Die Europäische Union muss ihre Automobilindustrie gegen die Konkurrenz aus China verteidigen, forderte laut Reuters der für Industriepolitik verantwortliche EU-Kommissionsvizepräsident Stéphane Séjourné gegenüber der italienischen Tageszeitung La Stampa. Dazu gehöre die Neubewertung des Null-Emissions-Ziels für Neuwagen und Lieferwagen ab dem Jahr 2035.

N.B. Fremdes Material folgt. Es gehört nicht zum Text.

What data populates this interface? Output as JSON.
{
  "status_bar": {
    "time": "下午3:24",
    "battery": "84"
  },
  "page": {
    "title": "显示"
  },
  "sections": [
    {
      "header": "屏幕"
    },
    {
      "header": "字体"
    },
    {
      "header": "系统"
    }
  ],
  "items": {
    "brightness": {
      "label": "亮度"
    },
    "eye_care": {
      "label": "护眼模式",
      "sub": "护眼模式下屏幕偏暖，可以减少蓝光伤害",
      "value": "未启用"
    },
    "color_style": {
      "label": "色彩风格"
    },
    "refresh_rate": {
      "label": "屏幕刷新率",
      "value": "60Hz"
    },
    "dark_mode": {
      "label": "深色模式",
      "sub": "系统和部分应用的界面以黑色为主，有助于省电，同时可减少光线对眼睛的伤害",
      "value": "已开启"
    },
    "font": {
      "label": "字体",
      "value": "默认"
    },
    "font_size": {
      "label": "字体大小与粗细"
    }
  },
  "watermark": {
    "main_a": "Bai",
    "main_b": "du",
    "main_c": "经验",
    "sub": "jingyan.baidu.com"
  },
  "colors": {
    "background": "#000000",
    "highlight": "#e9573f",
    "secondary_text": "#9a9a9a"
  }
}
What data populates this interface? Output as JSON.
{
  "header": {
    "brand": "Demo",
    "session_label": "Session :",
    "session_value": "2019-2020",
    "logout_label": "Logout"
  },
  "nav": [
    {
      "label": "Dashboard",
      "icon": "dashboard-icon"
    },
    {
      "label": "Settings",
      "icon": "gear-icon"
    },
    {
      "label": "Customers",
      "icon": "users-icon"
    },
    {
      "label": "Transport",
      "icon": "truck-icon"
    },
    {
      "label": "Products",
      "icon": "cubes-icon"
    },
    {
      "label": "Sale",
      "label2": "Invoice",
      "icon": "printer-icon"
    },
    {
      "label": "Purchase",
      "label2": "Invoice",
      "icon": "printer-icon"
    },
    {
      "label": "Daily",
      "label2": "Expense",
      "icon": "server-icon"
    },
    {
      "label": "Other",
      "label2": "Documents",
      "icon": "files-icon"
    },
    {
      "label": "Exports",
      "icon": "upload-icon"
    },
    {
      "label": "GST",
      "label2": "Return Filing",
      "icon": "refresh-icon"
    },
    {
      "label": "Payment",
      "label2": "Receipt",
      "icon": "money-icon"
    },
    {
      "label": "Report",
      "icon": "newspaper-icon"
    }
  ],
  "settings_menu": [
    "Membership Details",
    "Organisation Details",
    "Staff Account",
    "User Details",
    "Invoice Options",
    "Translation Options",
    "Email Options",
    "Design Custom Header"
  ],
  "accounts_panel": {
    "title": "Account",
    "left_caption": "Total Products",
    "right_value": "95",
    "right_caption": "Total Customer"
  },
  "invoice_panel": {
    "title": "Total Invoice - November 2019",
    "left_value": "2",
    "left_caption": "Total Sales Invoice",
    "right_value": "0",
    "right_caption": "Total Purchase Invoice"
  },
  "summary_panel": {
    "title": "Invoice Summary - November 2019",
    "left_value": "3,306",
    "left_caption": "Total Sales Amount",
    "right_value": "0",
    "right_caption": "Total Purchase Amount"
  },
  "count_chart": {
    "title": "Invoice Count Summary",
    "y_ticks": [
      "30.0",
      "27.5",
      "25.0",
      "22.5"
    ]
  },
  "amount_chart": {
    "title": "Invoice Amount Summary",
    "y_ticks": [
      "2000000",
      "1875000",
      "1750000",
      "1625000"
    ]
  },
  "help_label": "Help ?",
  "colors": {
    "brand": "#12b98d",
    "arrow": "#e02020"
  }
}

Die EU sollte auch eine Diversifizierung ihrer Exporte ins Auge fassen und neue Regeln zum Schutz der Produktion in Europa festlegen, so Séjourné. „Wir müssen weniger naiv sein und uns wieder an die Standards aller großen Volkswirtschaften der Welt anpassen. Wir sind der einzige Kontinent, dem es an strategischem Denken in der Industriepolitik mangelt.“
Séjourné warnte: „Wenn wir nicht eingreifen, wird die Zahl der in Europa produzierten und verkauften Autos in zehn Jahren von 13 auf 9 Millionen sinken.“ Die EU müsse Flexibilität zeigen, was das Ziel eines vollständigen Ausstiegs aus Verbrennungsmotoren bis 2035 angeht. Konkret ist geplant, dass in der EU ab 2035 keine fossil betriebenen Pkw und Lieferwagen mehr neu zugelassen werden dürfen. Ausnahmen für mit synthetischen Kraftstoffen („E-Fuels“) betriebene Verbrenner sind vorgesehen, E-Fuels sind aber bisher kaum verfügbar und sehr teuer.
Zuletzt verstärkten sich die Stimmen aus Industrie und Politik, die die EU-Vorgaben für 2035 überarbeiten oder auch ganz kippen wollen. Der durch die Regulierung faktisch erzwungene Umstieg auf Elektro- und Wasserstofffahrzeuge sei nicht mehr realisierbar, lautet die Argumentation. Die EU wird das Ziel aufgrund des zunehmenden Drucks voraussichtlich bis Ende des Jahres überprüfen, schreibt Reuters.
Europäische Autohersteller sollten sich für ihren Absatz neuen Märkten zuwenden, und Unternehmen sollten weniger Bürokratie ausgesetzt sein, sagte Séjourné. Anfang dieser Woche erklärte er, die EU werde die Schaffung einer neuen Kategorie erschwinglicher Kleinwagen ankündigen, um chinesischen Konkurrenten entgegenzuwirken.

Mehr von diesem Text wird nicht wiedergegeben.